Mutations and Polymorphisms in the familial early‐onset breast cancer ( BRCA1 ) gene

Mutations in the familial early‐onset breast cancer gene ( BRCA1 ) account for approximately 2–5% of all breast cancer cases (Easton et al., 1993). Since the isolation of the BRCA1 gene in 1994, many mutations have been identified. We report here a total of 254 BRCA1 mutations, 132 (52%) of which are unique.
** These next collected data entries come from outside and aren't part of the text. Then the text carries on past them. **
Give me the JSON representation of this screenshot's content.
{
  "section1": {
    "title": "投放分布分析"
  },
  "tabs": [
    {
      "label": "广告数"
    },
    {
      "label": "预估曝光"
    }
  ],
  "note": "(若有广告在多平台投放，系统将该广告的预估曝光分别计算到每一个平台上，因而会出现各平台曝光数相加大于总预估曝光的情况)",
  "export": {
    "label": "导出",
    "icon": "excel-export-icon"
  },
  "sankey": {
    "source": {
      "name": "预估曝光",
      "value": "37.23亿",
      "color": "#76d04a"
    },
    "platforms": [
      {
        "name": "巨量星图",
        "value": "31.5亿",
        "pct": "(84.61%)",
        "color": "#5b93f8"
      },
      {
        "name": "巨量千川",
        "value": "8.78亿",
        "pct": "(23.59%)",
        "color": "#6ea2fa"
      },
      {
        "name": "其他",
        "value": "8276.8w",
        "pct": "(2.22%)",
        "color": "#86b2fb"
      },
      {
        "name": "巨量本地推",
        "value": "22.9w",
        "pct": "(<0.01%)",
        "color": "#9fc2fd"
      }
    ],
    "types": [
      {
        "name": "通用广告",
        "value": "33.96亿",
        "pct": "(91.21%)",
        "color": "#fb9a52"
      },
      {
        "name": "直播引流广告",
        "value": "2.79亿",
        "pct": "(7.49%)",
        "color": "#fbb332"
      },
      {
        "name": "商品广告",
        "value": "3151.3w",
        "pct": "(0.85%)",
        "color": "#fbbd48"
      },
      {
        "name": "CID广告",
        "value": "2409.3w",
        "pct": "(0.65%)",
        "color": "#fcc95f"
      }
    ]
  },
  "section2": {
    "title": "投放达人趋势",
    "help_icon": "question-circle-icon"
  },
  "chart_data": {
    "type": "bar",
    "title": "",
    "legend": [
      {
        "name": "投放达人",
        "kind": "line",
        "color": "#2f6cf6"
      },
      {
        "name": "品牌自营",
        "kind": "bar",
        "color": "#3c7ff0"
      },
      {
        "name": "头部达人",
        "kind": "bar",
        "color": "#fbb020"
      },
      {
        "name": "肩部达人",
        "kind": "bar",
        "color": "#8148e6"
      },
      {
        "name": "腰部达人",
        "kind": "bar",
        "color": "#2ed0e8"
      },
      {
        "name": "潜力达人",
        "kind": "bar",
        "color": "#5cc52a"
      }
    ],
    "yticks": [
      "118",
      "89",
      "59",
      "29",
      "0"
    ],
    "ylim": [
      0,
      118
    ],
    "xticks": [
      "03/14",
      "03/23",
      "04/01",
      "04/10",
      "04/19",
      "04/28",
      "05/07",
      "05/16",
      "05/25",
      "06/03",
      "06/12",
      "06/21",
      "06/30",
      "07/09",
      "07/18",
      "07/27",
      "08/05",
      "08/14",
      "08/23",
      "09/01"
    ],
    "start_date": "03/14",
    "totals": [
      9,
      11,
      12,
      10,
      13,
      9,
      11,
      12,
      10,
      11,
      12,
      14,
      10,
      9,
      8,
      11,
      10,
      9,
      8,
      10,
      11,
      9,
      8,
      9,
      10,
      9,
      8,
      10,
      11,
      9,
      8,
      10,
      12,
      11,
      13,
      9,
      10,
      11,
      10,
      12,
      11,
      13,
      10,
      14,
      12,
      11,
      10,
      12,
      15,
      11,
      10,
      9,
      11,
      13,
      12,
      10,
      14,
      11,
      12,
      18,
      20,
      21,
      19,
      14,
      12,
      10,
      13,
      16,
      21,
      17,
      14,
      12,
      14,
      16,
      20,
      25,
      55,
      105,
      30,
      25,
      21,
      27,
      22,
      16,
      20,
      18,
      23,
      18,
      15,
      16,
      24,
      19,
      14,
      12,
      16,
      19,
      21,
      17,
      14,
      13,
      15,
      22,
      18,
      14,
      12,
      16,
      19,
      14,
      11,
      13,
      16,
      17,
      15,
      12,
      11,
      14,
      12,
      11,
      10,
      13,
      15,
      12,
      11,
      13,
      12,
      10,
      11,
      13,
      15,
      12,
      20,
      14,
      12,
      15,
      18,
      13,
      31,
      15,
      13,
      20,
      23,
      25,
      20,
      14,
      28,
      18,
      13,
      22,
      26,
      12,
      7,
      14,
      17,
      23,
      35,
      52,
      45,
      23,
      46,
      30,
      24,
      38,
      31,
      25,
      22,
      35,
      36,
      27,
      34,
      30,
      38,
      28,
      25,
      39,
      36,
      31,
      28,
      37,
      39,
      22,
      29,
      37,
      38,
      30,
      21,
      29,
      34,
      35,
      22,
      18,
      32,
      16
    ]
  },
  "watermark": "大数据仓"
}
These represent mutations entered into a database established by the Breast Cancer Information Core (BIC), which have appeared in the literature or have been submitted by BIC members and other contributors prior to publication. A total of 221 (87%) of all mutations or 107 (81%) of the unique mutations are small deletions, insertions, nonsense point mutations, splice variants, and regulatory mutations that result in truncation or absence of the BRCA1 protein. A total of 11 disease‐associated missense mutations (5 unique), and 21 variants (19 unique) as yet unclassified as either missense mutations or polymorphisms have been detected. Thirty‐five independent benign polymorphisms are also described. The most common mutations are 185delAG and 5382insC, which account for 30 (11.7%) and 26 (10.1%), respectively, of all mutations shown. The biological and clinical relevance of these BRCA1 mutations is discussed. © 1996 Wiley‐Liss, Inc.